What Happened
A threat actor has been targeting organizations spanning multiple sectors with voice-based fake security requests that prompt Microsoft 365 users to enroll a new Entra passkey with an aim to carry out data extortion attacks. The threat actor, tracked by Okta under the moniker O-UNC-066, has deployed a panel-controlled phishing kit that's capable of targeting the passkey enrollment process. The
Why It Matters
A threat actor has been targeting organizations spanning multiple sectors with voice-based fake security requests that prompt Microsoft 365 users to enroll a new Entra passkey with an aim to carry out data extortion attacks. The threat actor, tracked by Okta under the moniker O-UNC-066, has deployed a panel-controlled phishing kit that's capable of targeting the passkey enrollment process. The RealGround classifies this item as malicious AI use. Recommended review should focus on practical controls, source validation, and whether connected AI workflows expose customer data or production actions.
RealGround Analysis
This signal maps to malicious AI use.
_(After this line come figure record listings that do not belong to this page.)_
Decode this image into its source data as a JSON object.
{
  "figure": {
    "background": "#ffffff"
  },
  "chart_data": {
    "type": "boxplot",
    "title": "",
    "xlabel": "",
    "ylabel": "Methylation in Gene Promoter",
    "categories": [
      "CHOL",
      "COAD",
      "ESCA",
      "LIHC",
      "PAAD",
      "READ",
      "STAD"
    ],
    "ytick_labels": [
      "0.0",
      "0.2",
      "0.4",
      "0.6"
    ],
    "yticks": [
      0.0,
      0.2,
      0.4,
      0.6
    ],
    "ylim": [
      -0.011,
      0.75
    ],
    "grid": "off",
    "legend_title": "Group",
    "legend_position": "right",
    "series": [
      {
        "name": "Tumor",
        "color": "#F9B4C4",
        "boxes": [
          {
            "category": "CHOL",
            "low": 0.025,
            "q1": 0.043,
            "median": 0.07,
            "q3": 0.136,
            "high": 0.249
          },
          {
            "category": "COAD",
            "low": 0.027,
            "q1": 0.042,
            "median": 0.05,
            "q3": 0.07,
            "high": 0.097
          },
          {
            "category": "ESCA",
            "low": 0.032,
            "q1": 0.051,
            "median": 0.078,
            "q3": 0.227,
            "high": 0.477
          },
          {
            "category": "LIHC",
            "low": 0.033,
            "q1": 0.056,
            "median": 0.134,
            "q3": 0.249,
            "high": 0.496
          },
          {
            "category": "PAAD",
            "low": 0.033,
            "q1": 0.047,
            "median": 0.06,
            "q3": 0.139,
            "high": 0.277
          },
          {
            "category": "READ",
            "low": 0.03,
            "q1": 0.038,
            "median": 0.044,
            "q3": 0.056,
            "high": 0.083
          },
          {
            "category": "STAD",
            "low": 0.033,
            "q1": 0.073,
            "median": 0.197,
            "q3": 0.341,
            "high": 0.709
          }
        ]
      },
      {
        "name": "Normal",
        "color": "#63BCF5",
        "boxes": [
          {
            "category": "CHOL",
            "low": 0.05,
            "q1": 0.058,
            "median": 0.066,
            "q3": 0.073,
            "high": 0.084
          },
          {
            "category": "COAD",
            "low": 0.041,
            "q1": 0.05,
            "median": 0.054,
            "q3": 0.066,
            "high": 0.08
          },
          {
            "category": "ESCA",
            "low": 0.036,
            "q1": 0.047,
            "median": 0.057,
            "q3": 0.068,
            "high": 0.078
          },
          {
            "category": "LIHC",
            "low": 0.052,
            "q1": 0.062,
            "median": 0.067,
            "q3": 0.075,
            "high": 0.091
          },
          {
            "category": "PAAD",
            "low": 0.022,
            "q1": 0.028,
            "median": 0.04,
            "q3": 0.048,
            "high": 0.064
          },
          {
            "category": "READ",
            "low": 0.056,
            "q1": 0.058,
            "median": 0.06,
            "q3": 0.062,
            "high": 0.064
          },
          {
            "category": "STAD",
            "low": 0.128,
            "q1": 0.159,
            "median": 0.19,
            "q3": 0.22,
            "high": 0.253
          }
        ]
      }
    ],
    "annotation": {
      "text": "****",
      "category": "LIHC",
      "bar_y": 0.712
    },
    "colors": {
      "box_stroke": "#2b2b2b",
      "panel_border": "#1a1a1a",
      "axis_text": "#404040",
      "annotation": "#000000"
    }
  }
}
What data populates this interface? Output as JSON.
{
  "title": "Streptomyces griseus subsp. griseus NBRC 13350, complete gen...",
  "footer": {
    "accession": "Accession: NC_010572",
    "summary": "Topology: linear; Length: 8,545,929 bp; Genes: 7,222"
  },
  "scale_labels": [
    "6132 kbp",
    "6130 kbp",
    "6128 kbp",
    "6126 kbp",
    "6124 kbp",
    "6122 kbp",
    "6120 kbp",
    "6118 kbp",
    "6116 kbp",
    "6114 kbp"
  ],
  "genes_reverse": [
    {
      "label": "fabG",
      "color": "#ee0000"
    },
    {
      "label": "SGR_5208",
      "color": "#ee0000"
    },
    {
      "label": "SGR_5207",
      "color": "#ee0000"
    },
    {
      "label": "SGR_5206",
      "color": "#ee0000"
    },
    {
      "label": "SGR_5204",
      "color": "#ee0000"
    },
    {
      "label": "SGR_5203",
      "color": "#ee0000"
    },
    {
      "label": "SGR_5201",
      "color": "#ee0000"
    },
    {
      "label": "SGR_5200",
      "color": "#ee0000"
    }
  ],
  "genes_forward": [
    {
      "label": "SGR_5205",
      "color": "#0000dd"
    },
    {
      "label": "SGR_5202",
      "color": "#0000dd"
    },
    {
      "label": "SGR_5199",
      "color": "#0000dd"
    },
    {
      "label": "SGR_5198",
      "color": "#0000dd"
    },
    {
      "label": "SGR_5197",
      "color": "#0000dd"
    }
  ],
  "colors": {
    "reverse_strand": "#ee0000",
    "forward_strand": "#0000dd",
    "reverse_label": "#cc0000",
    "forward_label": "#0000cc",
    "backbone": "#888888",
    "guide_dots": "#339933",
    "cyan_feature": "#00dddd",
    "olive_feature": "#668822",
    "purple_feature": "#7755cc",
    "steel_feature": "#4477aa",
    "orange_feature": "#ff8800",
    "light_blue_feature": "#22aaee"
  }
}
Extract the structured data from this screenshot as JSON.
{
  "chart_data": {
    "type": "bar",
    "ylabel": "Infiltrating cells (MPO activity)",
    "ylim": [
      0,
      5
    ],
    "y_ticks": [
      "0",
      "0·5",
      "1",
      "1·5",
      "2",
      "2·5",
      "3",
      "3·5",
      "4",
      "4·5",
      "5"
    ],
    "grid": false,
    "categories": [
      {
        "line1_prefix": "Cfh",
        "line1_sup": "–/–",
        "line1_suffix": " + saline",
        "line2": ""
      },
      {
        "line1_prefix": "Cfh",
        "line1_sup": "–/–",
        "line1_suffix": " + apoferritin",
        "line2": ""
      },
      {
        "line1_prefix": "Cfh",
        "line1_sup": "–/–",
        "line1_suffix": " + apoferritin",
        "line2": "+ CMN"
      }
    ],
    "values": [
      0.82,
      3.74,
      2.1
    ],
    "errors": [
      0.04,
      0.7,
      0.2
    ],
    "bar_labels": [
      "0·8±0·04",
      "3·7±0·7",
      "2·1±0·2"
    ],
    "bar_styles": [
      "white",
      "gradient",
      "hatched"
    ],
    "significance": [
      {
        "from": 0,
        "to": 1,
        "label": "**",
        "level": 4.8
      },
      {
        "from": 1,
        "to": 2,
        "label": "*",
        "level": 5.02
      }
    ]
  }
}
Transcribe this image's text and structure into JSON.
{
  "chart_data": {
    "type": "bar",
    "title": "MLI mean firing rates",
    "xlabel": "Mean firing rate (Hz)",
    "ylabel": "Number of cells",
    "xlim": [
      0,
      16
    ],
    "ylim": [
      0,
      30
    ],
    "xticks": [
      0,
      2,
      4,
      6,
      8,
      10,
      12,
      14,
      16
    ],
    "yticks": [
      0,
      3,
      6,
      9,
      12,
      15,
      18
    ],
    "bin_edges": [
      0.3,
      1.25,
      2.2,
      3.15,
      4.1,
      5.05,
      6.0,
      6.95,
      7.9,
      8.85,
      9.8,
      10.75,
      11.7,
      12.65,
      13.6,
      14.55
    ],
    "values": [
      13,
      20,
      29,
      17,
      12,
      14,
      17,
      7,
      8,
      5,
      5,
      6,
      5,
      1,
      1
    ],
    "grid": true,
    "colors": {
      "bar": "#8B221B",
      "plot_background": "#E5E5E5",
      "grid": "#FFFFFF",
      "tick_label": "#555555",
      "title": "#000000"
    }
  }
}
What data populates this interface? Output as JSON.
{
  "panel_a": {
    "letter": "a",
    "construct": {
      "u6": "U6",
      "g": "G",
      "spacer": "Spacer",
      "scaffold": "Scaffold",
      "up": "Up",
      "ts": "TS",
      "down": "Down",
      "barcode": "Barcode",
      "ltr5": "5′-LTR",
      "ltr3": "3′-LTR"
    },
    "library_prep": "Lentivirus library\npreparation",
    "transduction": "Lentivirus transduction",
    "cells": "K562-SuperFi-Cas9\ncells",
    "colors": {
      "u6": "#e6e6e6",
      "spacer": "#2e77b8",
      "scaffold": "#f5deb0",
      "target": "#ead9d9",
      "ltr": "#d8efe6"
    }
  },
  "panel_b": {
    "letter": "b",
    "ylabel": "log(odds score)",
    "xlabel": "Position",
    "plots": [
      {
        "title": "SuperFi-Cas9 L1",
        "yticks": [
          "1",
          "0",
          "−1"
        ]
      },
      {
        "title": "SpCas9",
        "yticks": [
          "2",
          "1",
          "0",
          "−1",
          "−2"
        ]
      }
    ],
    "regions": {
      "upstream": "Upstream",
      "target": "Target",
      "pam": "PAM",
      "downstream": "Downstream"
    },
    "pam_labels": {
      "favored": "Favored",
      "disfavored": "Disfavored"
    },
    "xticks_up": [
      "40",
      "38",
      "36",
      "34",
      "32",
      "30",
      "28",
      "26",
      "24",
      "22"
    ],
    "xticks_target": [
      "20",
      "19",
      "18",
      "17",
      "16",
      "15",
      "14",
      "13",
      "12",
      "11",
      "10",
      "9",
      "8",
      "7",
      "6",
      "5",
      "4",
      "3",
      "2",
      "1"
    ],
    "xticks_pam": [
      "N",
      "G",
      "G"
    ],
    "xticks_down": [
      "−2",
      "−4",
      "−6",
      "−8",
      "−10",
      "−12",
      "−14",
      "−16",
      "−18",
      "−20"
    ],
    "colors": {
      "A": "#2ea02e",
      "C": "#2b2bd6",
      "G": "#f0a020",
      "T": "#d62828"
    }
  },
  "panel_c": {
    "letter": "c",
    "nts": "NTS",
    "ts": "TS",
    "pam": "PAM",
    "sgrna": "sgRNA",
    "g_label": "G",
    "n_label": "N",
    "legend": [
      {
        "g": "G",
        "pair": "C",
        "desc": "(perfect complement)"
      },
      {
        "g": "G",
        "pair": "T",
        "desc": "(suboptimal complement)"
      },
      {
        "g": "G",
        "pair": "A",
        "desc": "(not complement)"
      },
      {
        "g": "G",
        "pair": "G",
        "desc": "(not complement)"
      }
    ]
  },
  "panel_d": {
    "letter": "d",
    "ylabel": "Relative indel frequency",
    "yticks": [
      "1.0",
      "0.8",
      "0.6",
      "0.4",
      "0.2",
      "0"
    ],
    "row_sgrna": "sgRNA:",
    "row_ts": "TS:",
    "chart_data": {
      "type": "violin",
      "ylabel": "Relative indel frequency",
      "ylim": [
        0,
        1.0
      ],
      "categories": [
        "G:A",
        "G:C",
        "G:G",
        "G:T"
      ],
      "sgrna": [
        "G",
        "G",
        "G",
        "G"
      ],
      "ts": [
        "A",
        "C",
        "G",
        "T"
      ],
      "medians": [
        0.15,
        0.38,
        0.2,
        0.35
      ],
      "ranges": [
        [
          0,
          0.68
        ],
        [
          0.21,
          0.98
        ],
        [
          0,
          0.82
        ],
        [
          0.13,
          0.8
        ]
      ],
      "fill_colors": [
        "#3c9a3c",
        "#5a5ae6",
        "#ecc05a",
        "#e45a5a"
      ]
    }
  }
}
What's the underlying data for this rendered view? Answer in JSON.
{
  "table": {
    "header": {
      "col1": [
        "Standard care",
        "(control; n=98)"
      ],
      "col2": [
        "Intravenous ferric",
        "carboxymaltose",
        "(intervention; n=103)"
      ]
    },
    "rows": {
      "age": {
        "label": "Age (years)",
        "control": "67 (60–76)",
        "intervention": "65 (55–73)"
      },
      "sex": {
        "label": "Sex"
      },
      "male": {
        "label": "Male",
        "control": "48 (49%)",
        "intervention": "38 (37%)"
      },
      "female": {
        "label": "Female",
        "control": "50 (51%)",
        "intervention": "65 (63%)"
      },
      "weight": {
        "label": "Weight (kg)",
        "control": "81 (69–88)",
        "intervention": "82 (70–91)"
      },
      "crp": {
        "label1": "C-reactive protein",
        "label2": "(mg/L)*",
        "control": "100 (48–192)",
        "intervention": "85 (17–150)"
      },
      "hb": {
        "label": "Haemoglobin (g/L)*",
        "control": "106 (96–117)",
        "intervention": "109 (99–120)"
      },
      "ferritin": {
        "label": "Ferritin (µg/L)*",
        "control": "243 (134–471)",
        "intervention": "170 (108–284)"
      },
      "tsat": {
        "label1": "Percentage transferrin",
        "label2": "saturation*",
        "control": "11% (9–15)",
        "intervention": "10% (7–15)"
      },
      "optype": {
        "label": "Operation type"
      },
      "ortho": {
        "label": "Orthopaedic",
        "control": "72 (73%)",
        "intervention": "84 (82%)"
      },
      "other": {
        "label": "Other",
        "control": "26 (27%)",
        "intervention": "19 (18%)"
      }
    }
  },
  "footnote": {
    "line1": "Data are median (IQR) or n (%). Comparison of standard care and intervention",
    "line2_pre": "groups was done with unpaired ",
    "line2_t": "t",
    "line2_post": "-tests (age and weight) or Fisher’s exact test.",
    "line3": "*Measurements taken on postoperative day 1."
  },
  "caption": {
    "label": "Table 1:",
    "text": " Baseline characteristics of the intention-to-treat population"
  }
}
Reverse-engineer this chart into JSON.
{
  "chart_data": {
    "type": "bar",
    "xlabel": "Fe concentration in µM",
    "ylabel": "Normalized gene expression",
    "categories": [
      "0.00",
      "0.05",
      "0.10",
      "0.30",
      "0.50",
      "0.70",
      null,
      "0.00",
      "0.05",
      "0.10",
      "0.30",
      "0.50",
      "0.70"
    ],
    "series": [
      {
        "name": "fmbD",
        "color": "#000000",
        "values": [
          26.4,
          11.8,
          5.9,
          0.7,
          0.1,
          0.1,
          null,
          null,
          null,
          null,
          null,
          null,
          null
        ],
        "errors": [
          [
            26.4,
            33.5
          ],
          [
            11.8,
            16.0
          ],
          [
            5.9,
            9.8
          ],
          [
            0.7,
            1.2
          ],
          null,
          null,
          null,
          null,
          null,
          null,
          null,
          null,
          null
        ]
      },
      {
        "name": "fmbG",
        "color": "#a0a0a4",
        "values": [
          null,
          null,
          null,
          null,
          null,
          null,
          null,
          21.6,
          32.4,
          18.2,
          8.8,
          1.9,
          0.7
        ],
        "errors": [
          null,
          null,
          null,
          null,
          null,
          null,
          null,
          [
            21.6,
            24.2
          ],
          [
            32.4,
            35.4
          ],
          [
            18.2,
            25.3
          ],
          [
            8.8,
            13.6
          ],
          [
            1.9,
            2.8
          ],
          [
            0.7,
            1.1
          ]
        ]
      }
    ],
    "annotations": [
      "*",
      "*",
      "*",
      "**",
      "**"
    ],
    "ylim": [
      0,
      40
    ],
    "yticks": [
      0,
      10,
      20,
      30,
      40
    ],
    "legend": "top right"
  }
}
Organizations using AI agents, LLM APIs, SaaS integrations, or sensitive data workflows should review whether this class of issue could create unauthorized tool execution, data leakage, weak approval gates, or unmanaged supply-chain exposure.
Recommended Actions
- Restrict AI agent tool permissions and production write paths.
- Review sensitive data access across prompts, logs, embeddings, memory, and SaaS integrations.
- Add human approval workflows for high-impact or state-changing actions.
- Run prompt injection and indirect prompt injection tests against affected workflows.
- Document the owner, control gap, and remediation deadline for this risk class.